As we enter into this year’s prime tax season, many recently married couples face a new problem when filing their taxes. This is a new problem they probably did not discuss but could have a significant impact on their financial future. The advice for repaying student loans and marriage is limited. If you call the loan servicers, they cannot give advice on personal financial issues, like taxes. The goals of your CPA and tax advisor are to reduce your tax exposure but that may not be the best advice for repaying your student loans or loan forgiveness.
Once the rules of the Income Driven Repayment Methods (IDR) were established student loan repayment for married couples became more complex. The IDR methods are based on the modified adjusted gross income of a person. The decision is easy, as a single tax filer. Once you get married, you have a completely new set of options. You can file married and joint or file married and separate.
Married Filing Joint vs Married Filing Separately
The majority of married couples file their taxes married and joint since it normally is the most tax effective. There are a few exceptions and couples with student loans are one of them. If one of the spouses has federal student loans and is enrolled in an Income Driven Repayment (IDR) method then that couple will need to investigate filing their taxes as married and separate.
If the couple is using a fixed federal repayment method or has only private student loans then the tax filing concern is not an issue. They can file the most tax efficient way.
On the other hand, if one of the spouses is trying to qualify for Public Service Loan Forgiveness, that borrower will be enrolled in an Income Driven Repayment method. The reason why filing married and separate becomes an advantage is the modified adjust gross income will be lower since it is by person and not summed as a couple. This could result in a significantly lower monthly loan repayment amount.
There is one exception to the IDR methods regarding filing married and separate. If one of the spouse is using the Revised Pay as You Earn (REPAYE) this will sum the married couples income no matter which way they file to calculate their monthly payment.
Student Loan Interest Deduction Married Filing Separately
When filing your taxes married and separate, there are added tax risks and lost deductions. By filing married and separate, the couple loses the student loan interest deduction. This did not change under the new tax rules. It is a $2,500 deduction based on the modified adjusted gross income of the individual and the couple.
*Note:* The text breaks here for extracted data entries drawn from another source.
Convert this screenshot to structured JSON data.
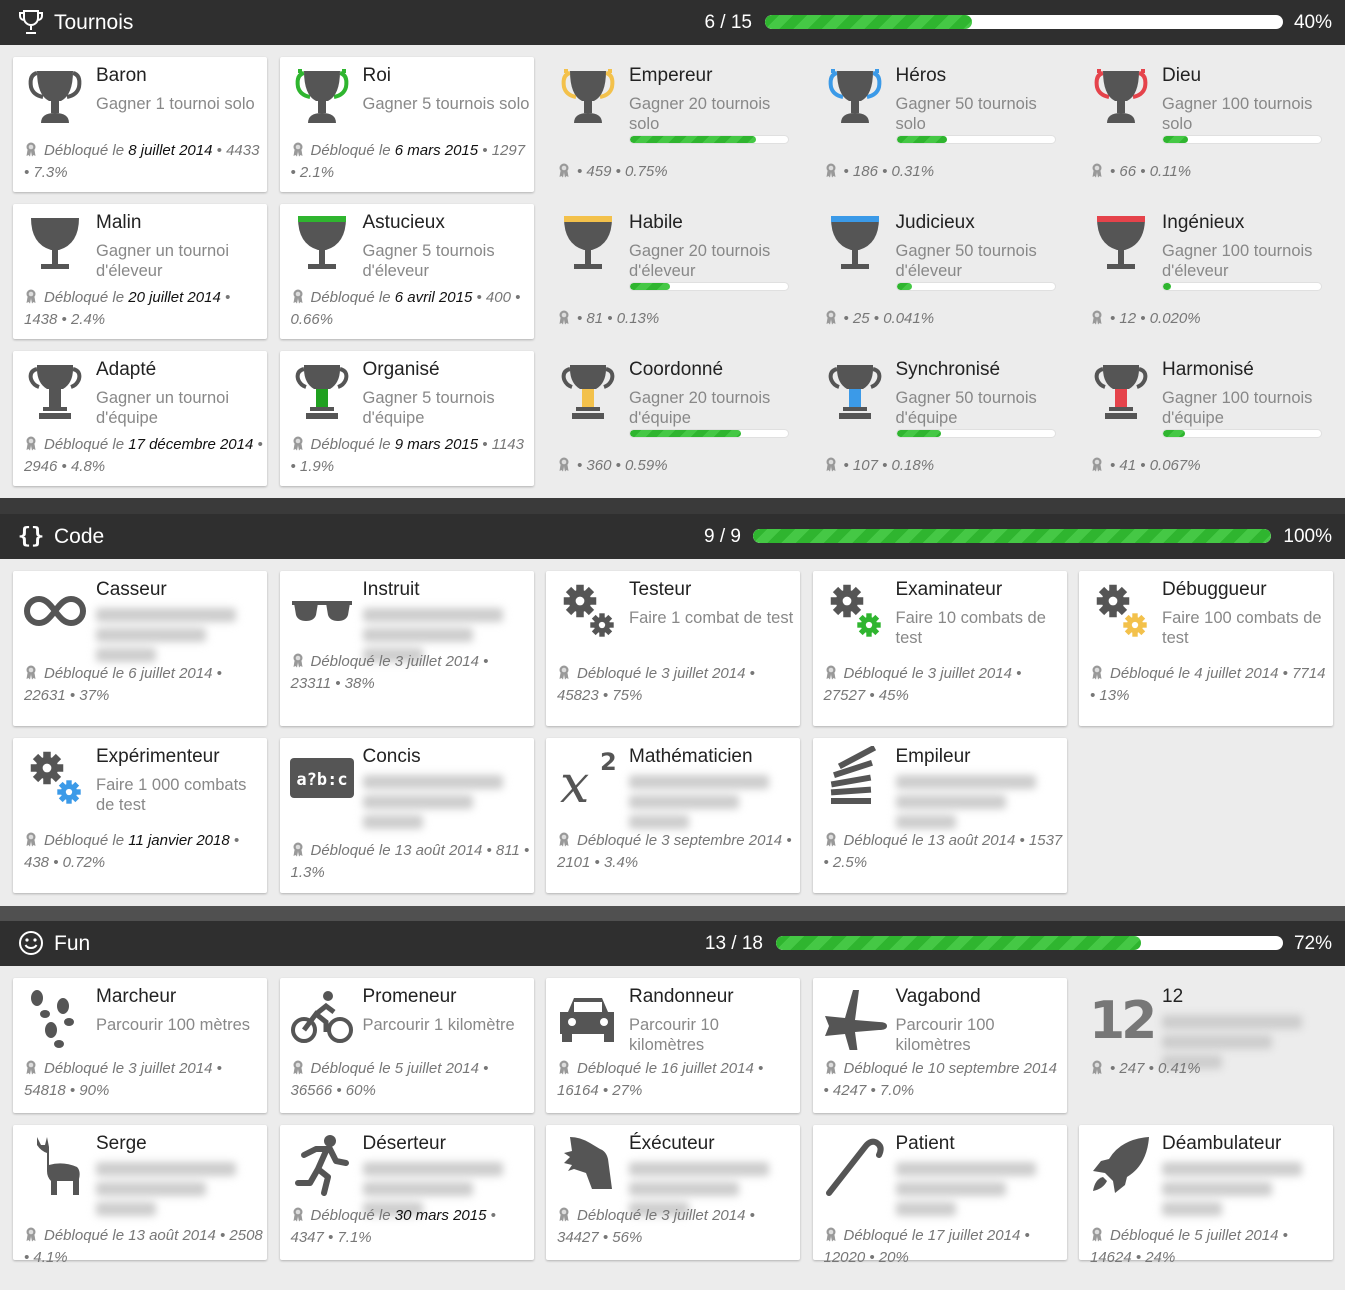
{
  "sections": {
    "tournois": {
      "title": "Tournois",
      "count": "6 / 15",
      "pct": "40%",
      "progress": 0.4,
      "cards": [
        {
          "name": "Baron",
          "desc": "Gagner 1 tournoi solo",
          "prefix": "Débloqué le",
          "date": "8 juillet 2014",
          "stats": "4433 • 7.3%",
          "unlocked": true
        },
        {
          "name": "Roi",
          "desc": "Gagner 5 tournois solo",
          "prefix": "Débloqué le",
          "date": "6 mars 2015",
          "stats": "1297 • 2.1%",
          "unlocked": true
        },
        {
          "name": "Empereur",
          "desc": "Gagner 20 tournois solo",
          "stats": "• 459 • 0.75%",
          "progress": 0.8,
          "unlocked": false
        },
        {
          "name": "Héros",
          "desc": "Gagner 50 tournois solo",
          "stats": "• 186 • 0.31%",
          "progress": 0.32,
          "unlocked": false
        },
        {
          "name": "Dieu",
          "desc": "Gagner 100 tournois solo",
          "stats": "• 66 • 0.11%",
          "progress": 0.16,
          "unlocked": false
        },
        {
          "name": "Malin",
          "desc": "Gagner un tournoi d'éleveur",
          "prefix": "Débloqué le",
          "date": "20 juillet 2014",
          "stats": "1438 • 2.4%",
          "unlocked": true
        },
        {
          "name": "Astucieux",
          "desc": "Gagner 5 tournois d'éleveur",
          "prefix": "Débloqué le",
          "date": "6 avril 2015",
          "stats": "400 • 0.66%",
          "unlocked": true
        },
        {
          "name": "Habile",
          "desc": "Gagner 20 tournois d'éleveur",
          "stats": "• 81 • 0.13%",
          "progress": 0.25,
          "unlocked": false
        },
        {
          "name": "Judicieux",
          "desc": "Gagner 50 tournois d'éleveur",
          "stats": "• 25 • 0.041%",
          "progress": 0.1,
          "unlocked": false
        },
        {
          "name": "Ingénieux",
          "desc": "Gagner 100 tournois d'éleveur",
          "stats": "• 12 • 0.020%",
          "progress": 0.05,
          "unlocked": false
        },
        {
          "name": "Adapté",
          "desc": "Gagner un tournoi d'équipe",
          "prefix": "Débloqué le",
          "date": "17 décembre 2014",
          "stats": "2946 • 4.8%",
          "unlocked": true
        },
        {
          "name": "Organisé",
          "desc": "Gagner 5 tournois d'équipe",
          "prefix": "Débloqué le",
          "date": "9 mars 2015",
          "stats": "1143 • 1.9%",
          "unlocked": true
        },
        {
          "name": "Coordonné",
          "desc": "Gagner 20 tournois d'équipe",
          "stats": "• 360 • 0.59%",
          "progress": 0.7,
          "unlocked": false
        },
        {
          "name": "Synchronisé",
          "desc": "Gagner 50 tournois d'équipe",
          "stats": "• 107 • 0.18%",
          "progress": 0.28,
          "unlocked": false
        },
        {
          "name": "Harmonisé",
          "desc": "Gagner 100 tournois d'équipe",
          "stats": "• 41 • 0.067%",
          "progress": 0.14,
          "unlocked": false
        }
      ]
    },
    "code": {
      "title": "Code",
      "count": "9 / 9",
      "pct": "100%",
      "progress": 1.0,
      "cards": [
        {
          "name": "Casseur",
          "desc": "",
          "prefix": "Débloqué le 6 juillet 2014 •",
          "date": "",
          "stats": "22631 • 37%",
          "unlocked": true
        },
        {
          "name": "Instruit",
          "desc": "",
          "prefix": "Débloqué le 3 juillet 2014 •",
          "date": "",
          "stats": "23311 • 38%",
          "unlocked": true
        },
        {
          "name": "Testeur",
          "desc": "Faire 1 combat de test",
          "prefix": "Débloqué le 3 juillet 2014 •",
          "date": "",
          "stats": "45823 • 75%",
          "unlocked": true
        },
        {
          "name": "Examinateur",
          "desc": "Faire 10 combats de test",
          "prefix": "Débloqué le 3 juillet 2014 •",
          "date": "",
          "stats": "27527 • 45%",
          "unlocked": true
        },
        {
          "name": "Débuggueur",
          "desc": "Faire 100 combats de test",
          "prefix": "Débloqué le 4 juillet 2014 •",
          "date": "",
          "stats": "7714 • 13%",
          "unlocked": true
        },
        {
          "name": "Expérimenteur",
          "desc": "Faire 1 000 combats de test",
          "prefix": "Débloqué le",
          "date": "11 janvier 2018",
          "stats": "438 • 0.72%",
          "unlocked": true
        },
        {
          "name": "Concis",
          "desc": "",
          "prefix": "Débloqué le 13 août 2014 •",
          "date": "",
          "stats": "811 • 1.3%",
          "unlocked": true
        },
        {
          "name": "Mathématicien",
          "desc": "",
          "prefix": "Débloqué le 3 septembre",
          "date": "",
          "stats": "2014 • 2101 • 3.4%",
          "unlocked": true
        },
        {
          "name": "Empileur",
          "desc": "",
          "prefix": "Débloqué le 13 août 2014 •",
          "date": "",
          "stats": "1537 • 2.5%",
          "unlocked": true
        }
      ]
    },
    "fun": {
      "title": "Fun",
      "count": "13 / 18",
      "pct": "72%",
      "progress": 0.72,
      "cards": [
        {
          "name": "Marcheur",
          "desc": "Parcourir 100 mètres",
          "prefix": "Débloqué le 3 juillet 2014 •",
          "date": "",
          "stats": "54818 • 90%",
          "unlocked": true
        },
        {
          "name": "Promeneur",
          "desc": "Parcourir 1 kilomètre",
          "prefix": "Débloqué le 5 juillet 2014 •",
          "date": "",
          "stats": "36566 • 60%",
          "unlocked": true
        },
        {
          "name": "Randonneur",
          "desc": "Parcourir 10 kilomètres",
          "prefix": "Débloqué le 16 juillet 2014 •",
          "date": "",
          "stats": "16164 • 27%",
          "unlocked": true
        },
        {
          "name": "Vagabond",
          "desc": "Parcourir 100 kilomètres",
          "prefix": "Débloqué le 10 septembre",
          "date": "",
          "stats": "2014 • 4247 • 7.0%",
          "unlocked": true
        },
        {
          "name": "12",
          "desc": "",
          "stats": "• 247 • 0.41%",
          "unlocked": false
        },
        {
          "name": "Serge",
          "desc": "",
          "prefix": "Débloqué le 13 août 2014 •",
          "date": "",
          "stats": "2508 • 4.1%",
          "unlocked": true
        },
        {
          "name": "Déserteur",
          "desc": "",
          "prefix": "Débloqué le",
          "date": "30 mars 2015",
          "stats": "4347 • 7.1%",
          "unlocked": true
        },
        {
          "name": "Éxécuteur",
          "desc": "",
          "prefix": "Débloqué le 3 juillet 2014 •",
          "date": "",
          "stats": "34427 • 56%",
          "unlocked": true
        },
        {
          "name": "Patient",
          "desc": "",
          "prefix": "Débloqué le 17 juillet 2014 •",
          "date": "",
          "stats": "12020 • 20%",
          "unlocked": true
        },
        {
          "name": "Déambulateur",
          "desc": "",
          "prefix": "Débloqué le 5 juillet 2014 •",
          "date": "",
          "stats": "14624 • 24%",
          "unlocked": true
        }
      ]
    }
  },
  "colors": {
    "green": "#2fb52f",
    "gold": "#f3c14b",
    "blue": "#3b9ae8",
    "red": "#e5434b",
    "greenbadge": "#20a020",
    "icon": "#555555"
  }
}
If both spouses have student loans and file their taxes as joint, they will be limited to the $2,500 amount. This is another loss since as single filers both could claim the $2,500 deduction if both had student loan interest. There are income limits to qualify for this deduction based on the filing method.
Another major risk by filing married and separate is the risk of Alternative Minimum Tax or AMT. This occurs mostly in higher income couples. It was maintained in the new tax code.
Importance of Keeping Your Federal Student Loans
To qualify for IDR method the borrower needs to have federal student loans. If both spouses have federal student loans, the complication of filing their taxes is not as critical. If both spouse have federal loans the benefits of filing married and separate is not as beneficial.
In the case when both husband and wife have federal student loans, the modified adjust gross income is different. Their joint income is prorated based on each of their loan balances and not their individual income. There is a risk here if one borrower refinances their federal loans to private loans. The prorating of income is lost since only one spouse has federal loans.
Another important note regarding private student loan refinancing, once you leave the federal loan repayment process, the borrower is unable to re-enter the federal repayment method with those loans.
Student Loans and Marriage Summary
For married couples that have student loans, this is not an easy decision. It is important to get your taxes done by a tax professional both as joint and separate filers. Understand the tax differential and then compare it to your student loan repayment options is critical.
There is some good news for the recently married couple. Depending on your student re-authorization date, the loan servicer may still be using your tax return from the prior year. This will delay this pain for a year but without the proper planning, a financial surprise could occur based on the first year’s tax filing as a couple.
As the holiday season and Valentine’s Day have just concluded, many couples have been engaged. Having a discussion on money and specifically student loans may not be a bad idea.